O juízo falimentar possui uma vis attractiva decorrente da indivisibilidade do deste juízo. Miranda Valverde assim falava sobre esta indivisibilidade: “é um corolário do princípio da unidade do juízo, de geral aplicação no direito processual, adquirindo, em matéria de falência, a rigidez necessária à rápida e eficaz resolução do conflito de interesses, que o novo estado jurídico irremediavelmente provoca, não só entre os próprios credores, mas ainda entre estes e o devedor, ou de qualquer deles com a Justiça Pública. Torna-se, por isso, exclusiva a competência do juiz da falência para processar e julgar as ações que interessam à massa falida, as quais serão processadas, acrescenta, na forma determinada nesta Lei” (VALVERDE, Miranda)
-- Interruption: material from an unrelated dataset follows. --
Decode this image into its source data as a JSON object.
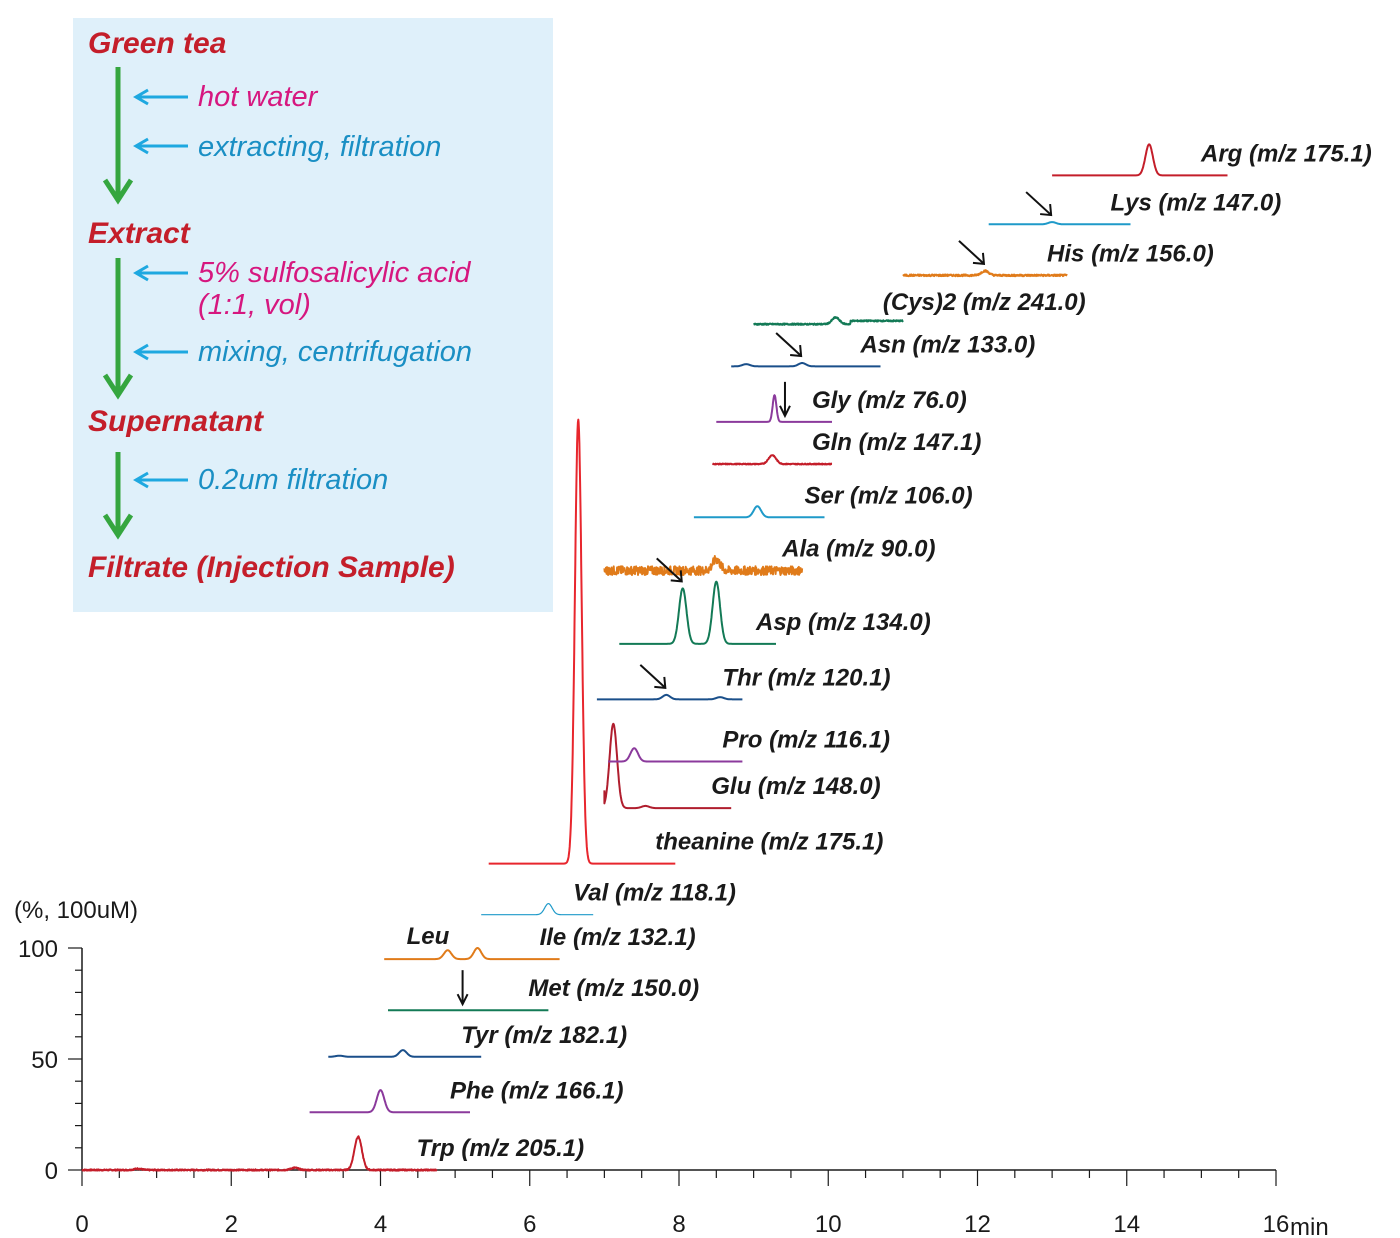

Além desses efeitos, podemos, ainda, citar que com a decretação da falência fica suspenso o curso da prescrição relativa às obrigações do falido. É exatamente o que determina o artigo 6°, caput, da Nova Lei. A suspensão permanece até o trânsito em julgado da sentença de encerramento da falência, consoante estabelece o artigo 157. Neste aspecto, o novel diploma manteve o mesmo tratamento da Lei 7.661. É importante salientar que, de acordo com entendimento do STF, a falência não suspende a prescrição dos créditos do falido ou de crédito a favor da massa, mas apenas os créditos contra a massa falida, constituídos pelas obrigações do falido.

2. DEVERES DO FALIDO.

O artigo 104 da Nova Lei de Falências lista uma série de obrigações impostas ao falido. Ao faltar com quaisquer dessas obrigações, o falido responderá por crime de desobediência, consoante previsão do artigo 104, parágrafo único. Vejamos tais hipóteses:

“Art. 104. A decretação da falência impõe ao falido os seguintes deveres:

I – assinar nos autos, desde que intimado da decisão, termo de comparecimento, com a indicação do nome, nacionalidade, estado civil, endereço completo do domicílio, devendo ainda declarar, para constar do dito termo:

a) as causas determinantes da sua falência, quando requerida pelos credores;

b) tratando-se de sociedade, os nomes e endereços de todos os sócios, acionistas controladores, diretores ou administradores, apresentando o contrato ou estatuto social e a prova do respectivo registro, bem como suas alterações;

c) o nome do contador encarregado da escrituração dos livros obrigatórios;

d) os mandatos que porventura tenha outorgado, indicando seu objeto, nome e endereço do mandatário;

e) seus bens imóveis e os móveis que não se encontram no estabelecimento;

f) se faz parte de outras sociedades, exibindo respectivo contrato;

g) suas contas bancárias, aplicações, títulos em cobrança e processos em andamento em que for autor ou réu;

II – depositar em cartório, no ato de assinatura do termo de comparecimento, os seus livros obrigatórios, a fim de serem entregues ao administrador judicial, depois de encerrados por termos assinados pelo juiz;

III – não se ausentar do lugar onde se processa a falência sem motivo justo e comunicação expressa ao juiz, e sem deixar procurador bastante, sob as penas cominadas na lei;

IV – comparecer a todos os atos da falência, podendo ser representado por procurador, quando não for indispensável sua presença;

V – entregar, sem demora, todos os bens, livros, papéis e documentos ao administrador judicial, indicando-lhe, para serem arrecadados, os bens que porventura tenha em poder de terceiros;

VI – prestar as informações reclamadas pelo juiz, administrador judicial, credor ou Ministério Público sobre circunstâncias e fatos que interessem à falência;

VII – auxiliar o administrador judicial com zelo e presteza;

VIII – examinar as habilitações de crédito apresentadas;

IX – assistir ao levantamento, à verificação do balanço e ao exame dos livros;

X – manifestar-se sempre que for determinado pelo juiz;

XI – apresentar, no prazo fixado pelo juiz, a relação de seus credores;

XII – examinar e dar parecer sobre as contas do administrador judicial.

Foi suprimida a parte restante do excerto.